The film was made at Ealing Studios by Basil Dean's Associated Talking Pictures. The film was a moderate success on its initial release in Britain. It was first released in the United States in 1951 by Astor Pictures.
The cliff top action sequences and rocky shore scenes of the film were shot on the Isle of Portland.[2]
It was an early role for Margaret Lockwood and the first of several collaborations between her and Carol Reed.
Writing for The Spectator in 1936, Graham Greene praised Carol Reed on his directorial debut, noting that he had "more sense of the cinema than most veteran British directors". Greene described the film as "simply and dramatically cut", and commented that it contained "the best fight [he could] remember on the screen". Greene "unreservedly recommended [the film] to children".[3]

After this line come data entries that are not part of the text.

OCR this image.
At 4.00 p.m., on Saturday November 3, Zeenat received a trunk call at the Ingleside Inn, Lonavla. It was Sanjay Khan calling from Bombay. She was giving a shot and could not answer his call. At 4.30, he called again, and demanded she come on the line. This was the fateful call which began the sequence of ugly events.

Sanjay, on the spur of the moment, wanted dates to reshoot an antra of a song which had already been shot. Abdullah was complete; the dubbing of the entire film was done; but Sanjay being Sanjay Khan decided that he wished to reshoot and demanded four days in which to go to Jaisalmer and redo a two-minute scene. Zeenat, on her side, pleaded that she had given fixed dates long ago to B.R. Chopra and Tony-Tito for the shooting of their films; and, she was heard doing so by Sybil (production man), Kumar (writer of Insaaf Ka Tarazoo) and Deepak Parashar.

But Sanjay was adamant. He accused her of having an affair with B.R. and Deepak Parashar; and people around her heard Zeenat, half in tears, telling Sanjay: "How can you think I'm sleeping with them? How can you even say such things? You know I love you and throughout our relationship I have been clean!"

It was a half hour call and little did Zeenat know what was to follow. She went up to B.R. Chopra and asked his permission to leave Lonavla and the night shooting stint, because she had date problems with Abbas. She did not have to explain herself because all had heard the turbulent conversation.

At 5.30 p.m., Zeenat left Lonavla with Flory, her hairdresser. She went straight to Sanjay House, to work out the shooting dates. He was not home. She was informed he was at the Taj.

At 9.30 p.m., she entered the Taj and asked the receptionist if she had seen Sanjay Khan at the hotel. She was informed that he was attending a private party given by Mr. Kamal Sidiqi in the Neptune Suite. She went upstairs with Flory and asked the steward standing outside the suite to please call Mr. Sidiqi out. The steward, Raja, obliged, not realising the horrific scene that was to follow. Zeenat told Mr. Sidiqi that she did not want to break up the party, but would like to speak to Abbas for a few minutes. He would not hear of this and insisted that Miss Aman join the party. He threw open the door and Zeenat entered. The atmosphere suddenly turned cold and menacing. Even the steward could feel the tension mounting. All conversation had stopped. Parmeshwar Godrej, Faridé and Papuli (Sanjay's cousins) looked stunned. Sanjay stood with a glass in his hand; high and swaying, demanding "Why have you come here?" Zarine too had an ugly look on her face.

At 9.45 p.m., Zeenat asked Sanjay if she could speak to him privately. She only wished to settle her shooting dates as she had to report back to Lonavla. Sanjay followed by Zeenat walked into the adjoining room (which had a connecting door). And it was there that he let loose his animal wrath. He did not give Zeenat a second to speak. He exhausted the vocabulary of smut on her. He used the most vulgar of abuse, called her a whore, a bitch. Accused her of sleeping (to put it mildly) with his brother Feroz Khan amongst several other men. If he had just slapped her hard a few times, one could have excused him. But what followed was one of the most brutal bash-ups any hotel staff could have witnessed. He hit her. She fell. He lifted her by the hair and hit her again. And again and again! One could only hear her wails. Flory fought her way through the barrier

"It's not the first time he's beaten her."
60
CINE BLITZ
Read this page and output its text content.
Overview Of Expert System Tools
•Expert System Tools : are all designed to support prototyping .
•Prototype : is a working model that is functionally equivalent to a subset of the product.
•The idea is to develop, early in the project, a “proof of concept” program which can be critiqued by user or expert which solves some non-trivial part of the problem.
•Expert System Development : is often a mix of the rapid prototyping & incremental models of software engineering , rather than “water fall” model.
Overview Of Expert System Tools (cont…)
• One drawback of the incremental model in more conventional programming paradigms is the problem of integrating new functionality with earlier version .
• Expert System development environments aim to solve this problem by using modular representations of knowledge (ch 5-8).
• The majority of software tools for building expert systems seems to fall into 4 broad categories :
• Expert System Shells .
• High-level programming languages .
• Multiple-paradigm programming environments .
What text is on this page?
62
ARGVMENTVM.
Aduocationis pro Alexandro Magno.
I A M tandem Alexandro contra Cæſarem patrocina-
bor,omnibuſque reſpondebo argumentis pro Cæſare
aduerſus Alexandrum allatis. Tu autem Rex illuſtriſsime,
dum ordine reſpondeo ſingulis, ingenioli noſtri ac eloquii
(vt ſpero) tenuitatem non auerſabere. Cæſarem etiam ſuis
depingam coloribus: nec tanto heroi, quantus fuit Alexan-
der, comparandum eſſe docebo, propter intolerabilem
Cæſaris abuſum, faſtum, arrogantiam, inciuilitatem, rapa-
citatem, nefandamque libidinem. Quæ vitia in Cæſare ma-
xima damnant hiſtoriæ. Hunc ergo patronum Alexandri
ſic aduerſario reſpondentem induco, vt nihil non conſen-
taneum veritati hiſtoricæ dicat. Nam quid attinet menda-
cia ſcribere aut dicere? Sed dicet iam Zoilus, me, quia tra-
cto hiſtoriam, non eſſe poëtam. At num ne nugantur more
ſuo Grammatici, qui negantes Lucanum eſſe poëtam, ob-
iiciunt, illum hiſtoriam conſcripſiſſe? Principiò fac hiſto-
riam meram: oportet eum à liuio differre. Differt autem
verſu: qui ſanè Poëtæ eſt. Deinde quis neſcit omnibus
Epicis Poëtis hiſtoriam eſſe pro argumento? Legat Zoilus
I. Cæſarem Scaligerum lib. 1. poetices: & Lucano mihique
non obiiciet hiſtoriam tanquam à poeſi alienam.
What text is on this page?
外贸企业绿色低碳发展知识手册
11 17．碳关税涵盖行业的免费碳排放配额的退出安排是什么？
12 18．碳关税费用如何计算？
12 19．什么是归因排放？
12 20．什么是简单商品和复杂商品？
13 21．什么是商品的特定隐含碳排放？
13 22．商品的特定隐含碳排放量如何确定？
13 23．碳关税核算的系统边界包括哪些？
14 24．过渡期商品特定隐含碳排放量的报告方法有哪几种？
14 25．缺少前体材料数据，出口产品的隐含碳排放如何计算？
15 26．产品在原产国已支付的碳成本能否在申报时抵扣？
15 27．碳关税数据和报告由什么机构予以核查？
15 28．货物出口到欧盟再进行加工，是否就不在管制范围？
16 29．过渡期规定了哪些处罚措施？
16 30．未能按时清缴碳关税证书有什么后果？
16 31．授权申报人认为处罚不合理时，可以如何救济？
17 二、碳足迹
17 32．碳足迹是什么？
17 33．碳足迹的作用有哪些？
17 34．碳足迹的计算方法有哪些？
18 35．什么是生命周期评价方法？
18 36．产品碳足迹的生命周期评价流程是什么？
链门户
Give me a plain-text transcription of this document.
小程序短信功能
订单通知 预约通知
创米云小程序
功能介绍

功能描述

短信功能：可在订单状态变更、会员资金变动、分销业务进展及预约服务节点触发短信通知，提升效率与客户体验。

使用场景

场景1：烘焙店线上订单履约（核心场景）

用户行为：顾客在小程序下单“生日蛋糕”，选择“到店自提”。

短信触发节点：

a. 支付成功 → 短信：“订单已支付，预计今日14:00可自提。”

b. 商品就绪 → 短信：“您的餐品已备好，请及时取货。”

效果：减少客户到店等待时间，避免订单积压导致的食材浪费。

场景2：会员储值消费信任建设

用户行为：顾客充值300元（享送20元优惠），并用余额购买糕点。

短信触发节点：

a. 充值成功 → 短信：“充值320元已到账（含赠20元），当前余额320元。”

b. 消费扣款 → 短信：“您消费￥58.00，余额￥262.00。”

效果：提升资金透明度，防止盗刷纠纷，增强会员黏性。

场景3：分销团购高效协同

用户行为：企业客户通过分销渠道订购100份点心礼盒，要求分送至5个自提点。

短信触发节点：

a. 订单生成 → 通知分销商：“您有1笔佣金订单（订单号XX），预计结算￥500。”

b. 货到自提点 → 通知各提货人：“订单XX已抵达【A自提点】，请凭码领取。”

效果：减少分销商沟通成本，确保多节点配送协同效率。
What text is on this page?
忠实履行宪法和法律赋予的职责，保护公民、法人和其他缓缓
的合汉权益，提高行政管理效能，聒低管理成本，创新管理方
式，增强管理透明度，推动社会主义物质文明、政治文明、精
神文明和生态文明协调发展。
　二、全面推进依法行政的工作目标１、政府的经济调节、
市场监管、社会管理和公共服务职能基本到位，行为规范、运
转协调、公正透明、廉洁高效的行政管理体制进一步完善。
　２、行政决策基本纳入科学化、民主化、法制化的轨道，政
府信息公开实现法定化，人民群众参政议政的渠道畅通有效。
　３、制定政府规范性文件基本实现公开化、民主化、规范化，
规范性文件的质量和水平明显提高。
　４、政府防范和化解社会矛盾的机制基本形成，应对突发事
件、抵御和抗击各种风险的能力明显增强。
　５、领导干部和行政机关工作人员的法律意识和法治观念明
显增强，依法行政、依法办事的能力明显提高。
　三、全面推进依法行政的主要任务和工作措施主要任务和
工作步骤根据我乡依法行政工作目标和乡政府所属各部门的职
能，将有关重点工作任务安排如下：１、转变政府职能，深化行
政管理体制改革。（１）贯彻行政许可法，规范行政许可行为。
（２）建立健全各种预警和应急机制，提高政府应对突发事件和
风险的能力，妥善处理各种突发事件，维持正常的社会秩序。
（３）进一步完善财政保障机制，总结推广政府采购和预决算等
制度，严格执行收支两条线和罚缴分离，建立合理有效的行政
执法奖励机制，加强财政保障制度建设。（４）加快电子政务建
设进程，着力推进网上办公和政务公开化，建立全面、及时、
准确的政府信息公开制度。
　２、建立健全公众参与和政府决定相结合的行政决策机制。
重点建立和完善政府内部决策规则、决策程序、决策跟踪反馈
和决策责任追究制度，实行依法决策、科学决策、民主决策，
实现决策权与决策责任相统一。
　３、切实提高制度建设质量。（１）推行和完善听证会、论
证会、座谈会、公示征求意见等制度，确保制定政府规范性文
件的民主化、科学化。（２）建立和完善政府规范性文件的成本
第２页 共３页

Allmovie noted "a ripping yarn" ;[4] and Britmovie noted, "a great work of popular entertainment in its own era, Captain Marryat’s novel is a logical subject for the mass audience that attends films," but concluded, "the film’s budget was as limited as other British movies of the period, and most of it was shot at the Ealing Studios in London. A minor financial and critical success in England, Midshipman Easy did not even strike the British as more than a spirited bit of ephemera and there is very little about the picture to change anyone’s mind today"[5] and NitrateVille wrote, "a rather remarkable little British film, a sort of boy's view of going to sea, that boasts several excellent performances and one that is downright astonishing...a remarkable performance by Robert Adams, a black actor, who plays Mesty. Mesty's job onboard the ship is rather vague, but he becomes Early's [''sic''] protector and right-hand man. He's promoted to the rank of corporal and later saves Early's [''sic''] life by fighting the Italian desperado and throwing him over a cliff. The class and bravery of this black character in a 1935 British film outpaces anything I can think of in an American film of the era."[6]